Hablar de Anne Sexton es antes que nada, leer sus poemas. Sexton no siempre logra la agudeza, la ironía y la belleza horrorífica que manifiesta en esta selección. La poeta oscila peligrosamente –grito de por medio– sobre el borde de un acantilado, y la escritura parece ser el artilugio para no caer en esa dimensión, que por desconocida, constituye el nidaje del caos aterrador. Para ella la poesía fue un modo de enfrentarse al mundo, una forma de permanecer en él, sin sucumbir al dolor.
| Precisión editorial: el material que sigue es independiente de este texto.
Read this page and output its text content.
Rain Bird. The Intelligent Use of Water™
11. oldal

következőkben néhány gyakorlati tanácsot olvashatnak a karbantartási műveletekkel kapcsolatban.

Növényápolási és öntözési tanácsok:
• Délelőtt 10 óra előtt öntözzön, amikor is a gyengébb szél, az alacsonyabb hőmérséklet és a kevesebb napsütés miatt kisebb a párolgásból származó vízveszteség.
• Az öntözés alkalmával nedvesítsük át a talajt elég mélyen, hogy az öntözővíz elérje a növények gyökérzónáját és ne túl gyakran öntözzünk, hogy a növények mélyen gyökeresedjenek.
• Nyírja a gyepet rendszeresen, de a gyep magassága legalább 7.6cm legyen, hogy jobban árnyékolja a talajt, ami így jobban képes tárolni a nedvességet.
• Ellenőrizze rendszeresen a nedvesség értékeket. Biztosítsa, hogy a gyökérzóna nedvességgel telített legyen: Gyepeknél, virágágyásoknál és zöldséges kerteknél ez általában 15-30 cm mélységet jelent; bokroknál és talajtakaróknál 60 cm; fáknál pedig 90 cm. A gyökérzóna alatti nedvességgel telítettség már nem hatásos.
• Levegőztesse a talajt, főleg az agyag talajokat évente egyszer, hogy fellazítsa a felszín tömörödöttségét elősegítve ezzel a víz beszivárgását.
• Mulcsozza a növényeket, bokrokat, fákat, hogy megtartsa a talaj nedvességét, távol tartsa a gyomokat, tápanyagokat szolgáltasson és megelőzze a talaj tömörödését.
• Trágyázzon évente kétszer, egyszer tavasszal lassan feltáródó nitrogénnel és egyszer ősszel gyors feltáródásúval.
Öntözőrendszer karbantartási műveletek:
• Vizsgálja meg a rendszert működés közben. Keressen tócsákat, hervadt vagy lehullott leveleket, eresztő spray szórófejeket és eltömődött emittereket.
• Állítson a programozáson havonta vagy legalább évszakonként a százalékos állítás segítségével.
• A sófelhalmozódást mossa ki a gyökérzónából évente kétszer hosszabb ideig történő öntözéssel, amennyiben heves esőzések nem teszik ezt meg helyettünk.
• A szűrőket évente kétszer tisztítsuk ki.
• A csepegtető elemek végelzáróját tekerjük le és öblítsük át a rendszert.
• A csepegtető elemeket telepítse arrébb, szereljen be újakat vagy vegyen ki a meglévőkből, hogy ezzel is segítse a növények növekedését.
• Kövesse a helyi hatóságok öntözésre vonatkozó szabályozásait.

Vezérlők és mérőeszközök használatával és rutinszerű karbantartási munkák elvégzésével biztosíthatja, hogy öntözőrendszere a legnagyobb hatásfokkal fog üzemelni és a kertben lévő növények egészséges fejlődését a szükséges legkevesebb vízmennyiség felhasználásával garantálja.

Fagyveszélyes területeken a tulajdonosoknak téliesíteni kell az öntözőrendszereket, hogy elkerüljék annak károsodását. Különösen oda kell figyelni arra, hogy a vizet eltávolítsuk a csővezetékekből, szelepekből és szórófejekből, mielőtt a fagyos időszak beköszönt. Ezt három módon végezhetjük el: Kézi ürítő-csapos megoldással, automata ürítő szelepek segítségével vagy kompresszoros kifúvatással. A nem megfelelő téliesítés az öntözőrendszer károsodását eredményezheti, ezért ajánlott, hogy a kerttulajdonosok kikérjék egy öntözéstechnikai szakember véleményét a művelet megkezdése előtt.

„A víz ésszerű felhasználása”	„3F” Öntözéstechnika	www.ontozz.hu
Catalogada por la crítica como poeta confesional, participó en 1959 del taller de Robert Lowell, junto a Sylvia Plath con la cual estableció una amistad y una vital competencia soterrada. Sexton hace uso de su entorno inmediato y su biografía personal a modo de silabario. Es decir, estas experiencias se convierten en el abc del que ella hará uso para penetrar lo insondable y para denunciar lo que en el mundo le parece odioso. Lo subjetivo y lo objetivo construyen un entramado indivisible. En su poesía hay un movimiento constante hacia los detalles más íntimos, como si de ese modo, pudiese ella encontrar un refugio al tormento y la angustia que la habitan. Tremendamente aguda, hizo uso de la ironía para decir y decirse. Sin caer nunca en el patetismo, cantó las más horribles tragedias en un tono casi coloquial, cotidiano, y aquello actúa sobre el papel como un espejo ineludible.
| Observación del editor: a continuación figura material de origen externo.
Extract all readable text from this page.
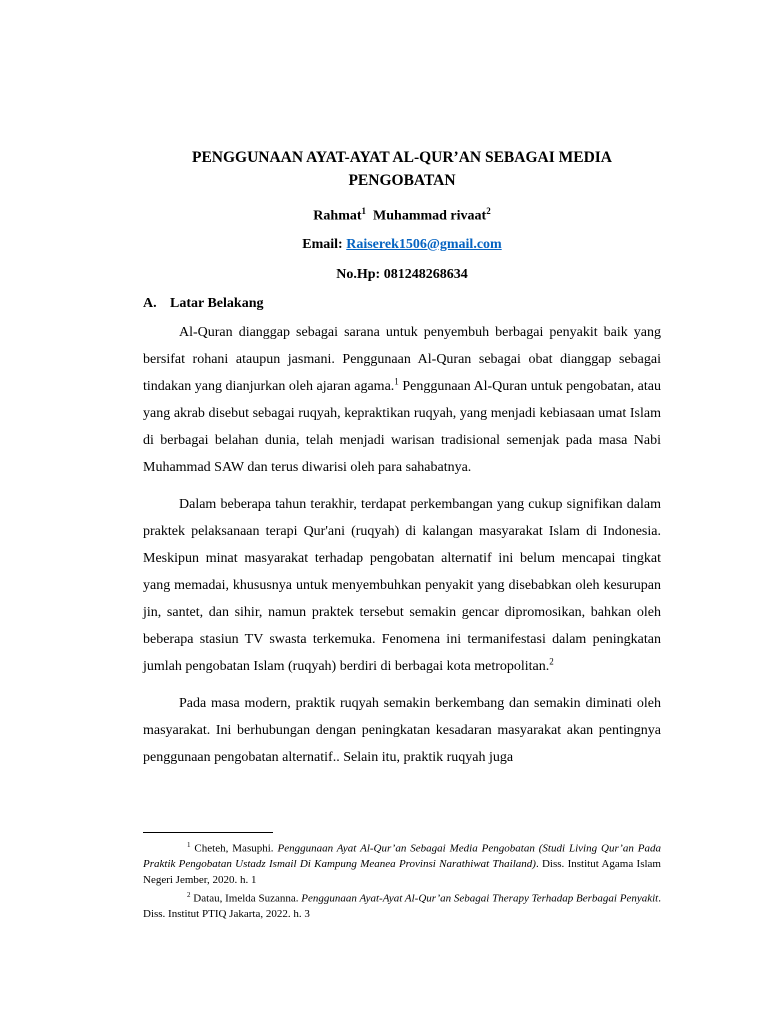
PENGGUNAAN AYAT-AYAT AL-QUR’AN SEBAGAI MEDIA
PENGOBATAN
Rahmat$^1$ Muhammad rivaat$^2$
Email: Raiserek1506@gmail.com
No.Hp: 081248268634
A. Latar Belakang

Al-Quran dianggap sebagai sarana untuk penyembuh berbagai penyakit baik yang bersifat rohani ataupun jasmani. Penggunaan Al-Quran sebagai obat dianggap sebagai tindakan yang dianjurkan oleh ajaran agama.$^1$ Penggunaan Al-Quran untuk pengobatan, atau yang akrab disebut sebagai ruqyah, kepraktikan ruqyah, yang menjadi kebiasaan umat Islam di berbagai belahan dunia, telah menjadi warisan tradisional semenjak pada masa Nabi Muhammad SAW dan terus diwarisi oleh para sahabatnya.

Dalam beberapa tahun terakhir, terdapat perkembangan yang cukup signifikan dalam praktek pelaksanaan terapi Qur'ani (ruqyah) di kalangan masyarakat Islam di Indonesia. Meskipun minat masyarakat terhadap pengobatan alternatif ini belum mencapai tingkat yang memadai, khususnya untuk menyembuhkan penyakit yang disebabkan oleh kesurupan jin, santet, dan sihir, namun praktek tersebut semakin gencar dipromosikan, bahkan oleh beberapa stasiun TV swasta terkemuka. Fenomena ini termanifestasi dalam peningkatan jumlah pengobatan Islam (ruqyah) berdiri di berbagai kota metropolitan.$^2$

Pada masa modern, praktik ruqyah semakin berkembang dan semakin diminati oleh masyarakat. Ini berhubungan dengan peningkatan kesadaran masyarakat akan pentingnya penggunaan pengobatan alternatif.. Selain itu, praktik ruqyah juga

$^1$ Cheteh, Masuphi. Penggunaan Ayat Al-Qur’an Sebagai Media Pengobatan (Studi Living Qur’an Pada Praktik Pengobatan Ustadz Ismail Di Kampung Meanea Provinsi Narathiwat Thailand). Diss. Institut Agama Islam Negeri Jember, 2020. h. 1

$^2$ Datau, Imelda Suzanna. Penggunaan Ayat-Ayat Al-Qur’an Sebagai Therapy Terhadap Berbagai Penyakit. Diss. Institut PTIQ Jakarta, 2022. h. 3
Nacida en 1928, Anne Sexton se quita la vida a los cuarenta y cuatro años el 4 de octubre de 1974. Provista de una copa de whiskey, el abrigo de pieles de su madre sobre los hombros y sentada en el auto con el motor encendido, se entrega al monóxido de carbono. No cursó estudios universitarios regulares y trabajó de modelo ocasionalmente. Sin embargo tuvo, lo que la crítica denomina, una carrera de éxito: con distinciones varias en universidades y sociedades de escritores; le otorgaron becas y premios, incluidos el American Academy of Arts and Letters Award en 1963, el Premio Pulitzer en 1967 y el Shelley; coordinó varios talleres de creación poética y participó de innumerables congresos; recorrió su país dando lecturas y fue nombrada Profesora de Mérito en la Universidad de Boston en 1964. Todos estos logros personales no importaron. Continuó sintiéndose insegura y cuestionando su quehacer. La brecha abierta entre el éxito aparente y el desgarro de la poeta, es la de un abismo. De hecho, el deseo de acabar con su vida fue una constante que se acentuaba y latía con más intensidad en las cercanías de su fecha de nacimiento. La muerte fue siempre para Sexton una presencia corpórea, con la que coqueteó amorosa e infernalmente a la vez. Mas, donde logra con maestría tornar la anécdota personal, detallada hasta lo indecible, en comentario mordaz y desgarrado, es sobre el negativo blanco de la página. La lectura del mundo, entonces, es también una lectura del espacio íntimo. Una intimidad donde la figura del padre es predominante. Amor y odio ante el ser que la marcó para siempre y la dejó buscando la aprobación masculina; donde la figura de la madre es vivida con amargura y sangramiento; donde la religión que abandonó no dejó de penarle; donde el papel de la mujer entró a leerse como el sitio de las culpas y como el espacio desde donde decirse; donde la maternidad se conflictuó; donde lo doméstico es a la vez lo conocido y lo desconocido; donde la amenaza podía esconderse en el jugo sangriento de alguna mora silvestre. Consciente de todo esto, hizo uso de la ironía y el sarcasmo, creando así una voz particular y una tensión que potencia el lenguaje hasta el disloque mismo de sus textos.
La escritura poética de Anne Sexton actúa entonces como una válvula que logra controlar su loca y destructiva carrera, así como la testigo trágica y esencial que leemos.